Begitu ke luar ruangan, Issano dan Bownie sudah menunggu dengan gelengan kepala serta wajah yang mengancam. Mereka berdua membawa Dani ke sudut sekolah jauh dari orang-orang.
“Sepertinya kita mencium ada bau-bau penghianatan di sini.”
“Bukan gitu, No. Andrewi lagi nangis tadi.”
“Trus?”
“Di situ ada banyak guru pendamping, Dan.” Bownie dan Issano bergantian menginterogasi Dani.
“Logikanya aja, Bown. Kau suka sama orang, trus dia lagi nangis. Kalau kalian jadi aku juga pasti ikutan gelisah, tapi hanya sampai gelisah aja.”
“Jujur ajalah, Dan. Kau sebenarnya udah nggak sanggup, kan?”
“Apanya yang nggak sanggup, No?” Dani bertanya kesal. Dia sadar betul tidak bisa membohongi Issano dan Bownie.

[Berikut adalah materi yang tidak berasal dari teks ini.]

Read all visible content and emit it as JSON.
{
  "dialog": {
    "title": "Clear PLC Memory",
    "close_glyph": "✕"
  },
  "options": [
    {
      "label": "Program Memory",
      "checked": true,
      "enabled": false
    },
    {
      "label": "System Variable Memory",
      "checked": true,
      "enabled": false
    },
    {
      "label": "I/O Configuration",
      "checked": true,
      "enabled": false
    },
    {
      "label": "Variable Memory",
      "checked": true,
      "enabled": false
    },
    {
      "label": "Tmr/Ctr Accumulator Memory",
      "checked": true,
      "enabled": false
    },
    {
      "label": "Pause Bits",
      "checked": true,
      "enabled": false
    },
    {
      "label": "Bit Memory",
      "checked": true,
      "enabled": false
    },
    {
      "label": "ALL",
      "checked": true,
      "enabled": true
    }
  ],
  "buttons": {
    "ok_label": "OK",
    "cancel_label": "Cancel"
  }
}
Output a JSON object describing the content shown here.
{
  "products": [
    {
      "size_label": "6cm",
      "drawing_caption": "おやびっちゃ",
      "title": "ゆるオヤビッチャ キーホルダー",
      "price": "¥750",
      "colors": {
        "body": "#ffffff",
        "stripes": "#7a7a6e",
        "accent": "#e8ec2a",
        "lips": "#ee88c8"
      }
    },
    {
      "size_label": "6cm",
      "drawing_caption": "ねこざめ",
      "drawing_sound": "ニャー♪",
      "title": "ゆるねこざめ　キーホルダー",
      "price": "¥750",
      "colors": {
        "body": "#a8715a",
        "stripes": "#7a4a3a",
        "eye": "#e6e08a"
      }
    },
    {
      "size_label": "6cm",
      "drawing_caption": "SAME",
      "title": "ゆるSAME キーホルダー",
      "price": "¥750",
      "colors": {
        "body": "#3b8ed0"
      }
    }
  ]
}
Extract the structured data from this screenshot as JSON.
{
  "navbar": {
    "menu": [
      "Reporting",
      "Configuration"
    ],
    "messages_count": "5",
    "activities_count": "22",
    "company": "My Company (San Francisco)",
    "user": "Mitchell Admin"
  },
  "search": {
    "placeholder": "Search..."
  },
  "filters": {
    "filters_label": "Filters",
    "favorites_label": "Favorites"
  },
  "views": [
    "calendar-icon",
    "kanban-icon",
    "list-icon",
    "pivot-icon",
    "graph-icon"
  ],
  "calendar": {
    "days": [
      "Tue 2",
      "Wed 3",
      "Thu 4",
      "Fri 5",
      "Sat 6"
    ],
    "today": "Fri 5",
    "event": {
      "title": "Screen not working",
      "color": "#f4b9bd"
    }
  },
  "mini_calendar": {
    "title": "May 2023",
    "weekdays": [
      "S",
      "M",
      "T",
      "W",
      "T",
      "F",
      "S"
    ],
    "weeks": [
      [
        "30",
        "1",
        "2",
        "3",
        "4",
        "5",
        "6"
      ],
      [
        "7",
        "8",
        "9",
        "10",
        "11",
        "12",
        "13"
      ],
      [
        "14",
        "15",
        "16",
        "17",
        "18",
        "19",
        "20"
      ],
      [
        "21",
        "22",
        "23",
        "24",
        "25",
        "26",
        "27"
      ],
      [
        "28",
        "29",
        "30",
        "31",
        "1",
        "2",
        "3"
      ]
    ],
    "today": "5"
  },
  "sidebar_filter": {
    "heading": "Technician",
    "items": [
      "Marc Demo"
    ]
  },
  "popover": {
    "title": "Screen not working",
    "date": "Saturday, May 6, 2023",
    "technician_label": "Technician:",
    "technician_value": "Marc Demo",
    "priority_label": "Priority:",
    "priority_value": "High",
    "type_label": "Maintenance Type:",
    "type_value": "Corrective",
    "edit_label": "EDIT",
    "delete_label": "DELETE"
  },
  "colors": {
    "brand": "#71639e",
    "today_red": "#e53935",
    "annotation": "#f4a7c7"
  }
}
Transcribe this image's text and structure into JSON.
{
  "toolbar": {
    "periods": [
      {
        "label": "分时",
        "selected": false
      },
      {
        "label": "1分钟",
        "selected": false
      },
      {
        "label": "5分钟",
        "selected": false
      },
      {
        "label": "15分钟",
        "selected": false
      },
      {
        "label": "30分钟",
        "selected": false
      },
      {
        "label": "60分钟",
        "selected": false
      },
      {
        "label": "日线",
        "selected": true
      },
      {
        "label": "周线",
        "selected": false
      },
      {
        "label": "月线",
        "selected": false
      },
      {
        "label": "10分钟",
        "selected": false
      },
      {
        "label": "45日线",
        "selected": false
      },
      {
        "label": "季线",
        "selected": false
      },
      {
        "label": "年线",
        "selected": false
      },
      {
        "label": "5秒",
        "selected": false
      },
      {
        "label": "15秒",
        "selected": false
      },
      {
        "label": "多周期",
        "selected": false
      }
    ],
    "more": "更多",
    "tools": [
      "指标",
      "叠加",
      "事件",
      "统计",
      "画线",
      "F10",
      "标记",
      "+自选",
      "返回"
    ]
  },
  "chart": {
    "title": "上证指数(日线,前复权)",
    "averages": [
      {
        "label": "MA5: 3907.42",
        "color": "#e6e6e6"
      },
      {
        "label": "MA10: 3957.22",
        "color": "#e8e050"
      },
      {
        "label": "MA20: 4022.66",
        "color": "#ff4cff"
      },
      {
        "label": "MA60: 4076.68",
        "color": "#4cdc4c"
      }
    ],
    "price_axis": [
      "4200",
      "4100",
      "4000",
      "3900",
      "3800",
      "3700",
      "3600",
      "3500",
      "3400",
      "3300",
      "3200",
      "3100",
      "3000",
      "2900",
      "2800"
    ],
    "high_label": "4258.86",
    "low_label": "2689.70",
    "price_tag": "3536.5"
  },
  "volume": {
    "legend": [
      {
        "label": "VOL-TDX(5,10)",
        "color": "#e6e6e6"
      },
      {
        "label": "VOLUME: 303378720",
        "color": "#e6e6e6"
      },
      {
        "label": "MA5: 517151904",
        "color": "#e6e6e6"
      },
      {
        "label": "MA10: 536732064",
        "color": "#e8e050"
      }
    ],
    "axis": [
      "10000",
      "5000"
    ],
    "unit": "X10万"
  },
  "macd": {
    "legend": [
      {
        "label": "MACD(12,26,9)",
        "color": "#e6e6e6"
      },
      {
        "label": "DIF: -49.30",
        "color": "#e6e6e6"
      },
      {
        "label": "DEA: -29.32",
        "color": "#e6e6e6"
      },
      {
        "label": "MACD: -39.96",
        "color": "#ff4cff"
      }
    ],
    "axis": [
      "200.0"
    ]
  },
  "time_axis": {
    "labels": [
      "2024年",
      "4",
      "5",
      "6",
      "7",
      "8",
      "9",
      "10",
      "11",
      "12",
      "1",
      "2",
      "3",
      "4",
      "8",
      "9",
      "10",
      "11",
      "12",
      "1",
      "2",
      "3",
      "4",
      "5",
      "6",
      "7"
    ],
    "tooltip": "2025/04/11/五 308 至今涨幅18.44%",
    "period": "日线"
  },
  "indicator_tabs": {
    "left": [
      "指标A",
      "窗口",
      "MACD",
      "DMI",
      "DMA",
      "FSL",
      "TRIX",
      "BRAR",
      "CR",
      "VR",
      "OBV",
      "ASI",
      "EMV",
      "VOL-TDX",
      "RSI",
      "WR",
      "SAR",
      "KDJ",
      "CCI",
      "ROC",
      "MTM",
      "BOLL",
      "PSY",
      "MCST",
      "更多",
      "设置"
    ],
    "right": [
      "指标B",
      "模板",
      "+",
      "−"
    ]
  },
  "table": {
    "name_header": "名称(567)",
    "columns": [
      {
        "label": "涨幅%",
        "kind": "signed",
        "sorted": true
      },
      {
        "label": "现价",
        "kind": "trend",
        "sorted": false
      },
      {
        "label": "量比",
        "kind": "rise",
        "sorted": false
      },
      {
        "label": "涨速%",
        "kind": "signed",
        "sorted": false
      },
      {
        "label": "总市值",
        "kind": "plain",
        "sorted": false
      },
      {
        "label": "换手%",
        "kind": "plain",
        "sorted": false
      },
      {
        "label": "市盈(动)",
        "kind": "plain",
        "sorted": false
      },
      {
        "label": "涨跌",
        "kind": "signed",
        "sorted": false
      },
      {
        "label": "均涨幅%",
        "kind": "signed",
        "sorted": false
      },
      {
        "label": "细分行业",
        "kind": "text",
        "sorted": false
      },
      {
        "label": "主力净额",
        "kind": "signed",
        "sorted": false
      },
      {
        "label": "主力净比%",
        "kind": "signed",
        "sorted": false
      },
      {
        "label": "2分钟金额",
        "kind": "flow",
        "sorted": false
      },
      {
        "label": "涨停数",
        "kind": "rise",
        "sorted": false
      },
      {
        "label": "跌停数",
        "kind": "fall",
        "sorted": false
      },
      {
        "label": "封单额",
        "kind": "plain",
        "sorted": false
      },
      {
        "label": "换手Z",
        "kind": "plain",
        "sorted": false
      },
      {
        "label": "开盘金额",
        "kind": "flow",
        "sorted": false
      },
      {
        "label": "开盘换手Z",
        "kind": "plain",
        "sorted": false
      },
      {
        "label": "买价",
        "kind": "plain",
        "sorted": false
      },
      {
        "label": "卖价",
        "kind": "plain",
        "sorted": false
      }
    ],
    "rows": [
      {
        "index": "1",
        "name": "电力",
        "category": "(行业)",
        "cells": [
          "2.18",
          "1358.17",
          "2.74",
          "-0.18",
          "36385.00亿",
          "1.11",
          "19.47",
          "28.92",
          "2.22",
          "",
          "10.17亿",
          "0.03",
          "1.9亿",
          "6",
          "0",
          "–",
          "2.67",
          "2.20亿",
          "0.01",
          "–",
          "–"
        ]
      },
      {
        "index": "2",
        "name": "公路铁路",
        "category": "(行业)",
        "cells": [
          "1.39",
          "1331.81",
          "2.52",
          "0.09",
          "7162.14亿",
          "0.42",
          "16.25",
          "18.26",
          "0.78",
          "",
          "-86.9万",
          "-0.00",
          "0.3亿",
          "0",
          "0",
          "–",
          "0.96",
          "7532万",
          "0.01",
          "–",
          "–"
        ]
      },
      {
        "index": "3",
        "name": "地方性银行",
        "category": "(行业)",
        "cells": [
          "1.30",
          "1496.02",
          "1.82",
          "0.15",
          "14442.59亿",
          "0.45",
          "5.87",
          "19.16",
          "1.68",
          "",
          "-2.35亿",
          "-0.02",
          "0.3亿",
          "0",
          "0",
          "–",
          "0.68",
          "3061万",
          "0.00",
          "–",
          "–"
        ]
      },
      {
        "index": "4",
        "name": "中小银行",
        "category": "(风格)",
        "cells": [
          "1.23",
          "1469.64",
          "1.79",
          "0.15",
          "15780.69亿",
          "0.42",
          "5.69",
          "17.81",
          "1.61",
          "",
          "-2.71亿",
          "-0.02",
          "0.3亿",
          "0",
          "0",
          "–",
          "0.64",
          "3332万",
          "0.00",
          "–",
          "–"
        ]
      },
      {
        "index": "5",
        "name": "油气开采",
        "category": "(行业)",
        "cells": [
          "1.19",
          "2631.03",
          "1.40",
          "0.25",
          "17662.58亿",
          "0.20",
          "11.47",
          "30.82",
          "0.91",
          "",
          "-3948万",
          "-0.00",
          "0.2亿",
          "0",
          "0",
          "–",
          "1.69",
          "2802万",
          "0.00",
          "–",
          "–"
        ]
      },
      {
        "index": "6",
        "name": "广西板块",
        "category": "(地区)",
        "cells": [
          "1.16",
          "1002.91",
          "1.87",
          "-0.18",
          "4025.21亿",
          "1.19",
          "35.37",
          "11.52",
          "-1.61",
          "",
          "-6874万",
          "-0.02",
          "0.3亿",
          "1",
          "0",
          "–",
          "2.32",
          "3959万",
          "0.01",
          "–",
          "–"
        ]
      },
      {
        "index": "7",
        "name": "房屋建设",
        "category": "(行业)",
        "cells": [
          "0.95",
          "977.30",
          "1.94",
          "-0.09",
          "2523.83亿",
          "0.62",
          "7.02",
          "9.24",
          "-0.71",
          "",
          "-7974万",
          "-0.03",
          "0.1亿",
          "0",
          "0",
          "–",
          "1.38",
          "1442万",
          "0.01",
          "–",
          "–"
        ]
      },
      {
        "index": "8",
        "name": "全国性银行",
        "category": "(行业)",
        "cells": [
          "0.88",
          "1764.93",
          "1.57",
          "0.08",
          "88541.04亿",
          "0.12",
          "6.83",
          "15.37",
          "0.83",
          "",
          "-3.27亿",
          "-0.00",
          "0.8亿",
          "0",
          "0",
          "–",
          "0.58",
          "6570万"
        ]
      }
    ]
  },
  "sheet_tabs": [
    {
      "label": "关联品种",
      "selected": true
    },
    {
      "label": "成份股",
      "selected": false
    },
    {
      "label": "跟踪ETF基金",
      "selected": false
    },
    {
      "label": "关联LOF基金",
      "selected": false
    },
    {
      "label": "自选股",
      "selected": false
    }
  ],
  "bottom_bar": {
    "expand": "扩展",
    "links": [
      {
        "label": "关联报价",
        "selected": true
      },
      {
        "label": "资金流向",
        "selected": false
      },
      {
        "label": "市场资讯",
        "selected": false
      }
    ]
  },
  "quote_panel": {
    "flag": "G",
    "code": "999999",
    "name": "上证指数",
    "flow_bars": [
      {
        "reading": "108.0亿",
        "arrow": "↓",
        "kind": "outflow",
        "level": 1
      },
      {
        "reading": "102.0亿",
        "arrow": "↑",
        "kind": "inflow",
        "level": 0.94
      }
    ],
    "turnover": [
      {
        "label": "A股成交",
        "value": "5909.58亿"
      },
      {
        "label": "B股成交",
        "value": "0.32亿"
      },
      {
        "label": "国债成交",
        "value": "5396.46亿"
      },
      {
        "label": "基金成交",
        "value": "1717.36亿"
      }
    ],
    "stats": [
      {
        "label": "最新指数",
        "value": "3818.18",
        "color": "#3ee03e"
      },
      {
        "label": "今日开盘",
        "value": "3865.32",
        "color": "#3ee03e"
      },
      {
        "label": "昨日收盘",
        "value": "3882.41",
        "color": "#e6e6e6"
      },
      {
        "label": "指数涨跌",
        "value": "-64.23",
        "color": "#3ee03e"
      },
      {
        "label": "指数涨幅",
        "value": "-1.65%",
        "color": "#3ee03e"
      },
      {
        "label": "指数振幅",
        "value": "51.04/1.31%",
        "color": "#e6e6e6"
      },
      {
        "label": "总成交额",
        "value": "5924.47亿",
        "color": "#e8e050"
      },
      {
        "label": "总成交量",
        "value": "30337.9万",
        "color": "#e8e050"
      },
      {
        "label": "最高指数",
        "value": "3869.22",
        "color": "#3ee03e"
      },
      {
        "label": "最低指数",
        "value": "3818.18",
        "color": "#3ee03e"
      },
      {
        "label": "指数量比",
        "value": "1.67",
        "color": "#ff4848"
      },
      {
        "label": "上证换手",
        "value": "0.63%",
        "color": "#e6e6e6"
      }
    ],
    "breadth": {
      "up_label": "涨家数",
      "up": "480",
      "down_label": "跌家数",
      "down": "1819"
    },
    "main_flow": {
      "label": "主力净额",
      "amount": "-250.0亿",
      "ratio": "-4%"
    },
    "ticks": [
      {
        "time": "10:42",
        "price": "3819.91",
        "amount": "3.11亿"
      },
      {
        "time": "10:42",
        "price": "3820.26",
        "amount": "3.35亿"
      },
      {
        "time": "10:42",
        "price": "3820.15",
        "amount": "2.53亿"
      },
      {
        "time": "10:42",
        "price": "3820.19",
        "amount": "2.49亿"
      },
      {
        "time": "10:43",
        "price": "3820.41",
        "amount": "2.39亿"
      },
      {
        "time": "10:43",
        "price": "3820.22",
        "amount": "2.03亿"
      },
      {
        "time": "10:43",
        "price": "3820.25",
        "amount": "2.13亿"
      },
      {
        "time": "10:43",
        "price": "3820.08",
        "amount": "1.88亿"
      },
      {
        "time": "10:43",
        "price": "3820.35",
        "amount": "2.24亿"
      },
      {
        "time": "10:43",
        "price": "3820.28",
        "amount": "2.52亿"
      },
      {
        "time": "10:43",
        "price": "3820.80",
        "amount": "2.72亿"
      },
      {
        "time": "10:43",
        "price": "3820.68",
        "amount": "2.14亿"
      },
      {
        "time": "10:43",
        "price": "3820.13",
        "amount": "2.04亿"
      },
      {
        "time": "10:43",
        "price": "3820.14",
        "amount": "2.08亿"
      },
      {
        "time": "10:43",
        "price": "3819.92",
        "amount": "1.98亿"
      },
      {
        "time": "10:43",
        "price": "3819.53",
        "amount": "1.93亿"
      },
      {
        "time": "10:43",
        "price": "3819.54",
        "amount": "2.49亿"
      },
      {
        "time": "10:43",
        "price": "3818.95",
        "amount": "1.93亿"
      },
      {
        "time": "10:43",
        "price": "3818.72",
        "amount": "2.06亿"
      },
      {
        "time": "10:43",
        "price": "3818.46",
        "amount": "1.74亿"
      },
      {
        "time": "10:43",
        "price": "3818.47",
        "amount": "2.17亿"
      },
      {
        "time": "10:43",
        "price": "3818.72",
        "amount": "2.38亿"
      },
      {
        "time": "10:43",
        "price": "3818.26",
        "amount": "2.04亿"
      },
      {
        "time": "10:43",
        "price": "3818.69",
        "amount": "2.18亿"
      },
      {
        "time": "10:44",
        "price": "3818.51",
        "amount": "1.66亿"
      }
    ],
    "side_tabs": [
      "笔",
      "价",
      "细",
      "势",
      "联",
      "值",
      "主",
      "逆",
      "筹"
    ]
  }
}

“Jangan-jangan waktu latihan kelas olimpiade, kau curi-curi kesempatan PDKT sama dia, iya, kan?”
“Kau jangan sembarangan ngomong, No. Jadwal kelas aja beda. Dia Biologi, aku Matematika. Sehari aja pun mana pernah ketemu. Mau PDKT dari mana?”
“Percaya, No?”
Issano berifkir sebentar lalu menemukan kejujuran dari wajah Dani dan gelagatnya. “Percaya, Bown. Ke perpus aja sudah jarang.”
“Ok. Kita percaya.” Bownie dan Issano merangkul Dani kiri dan kanan seraya meminta maaf karna sudah curiga.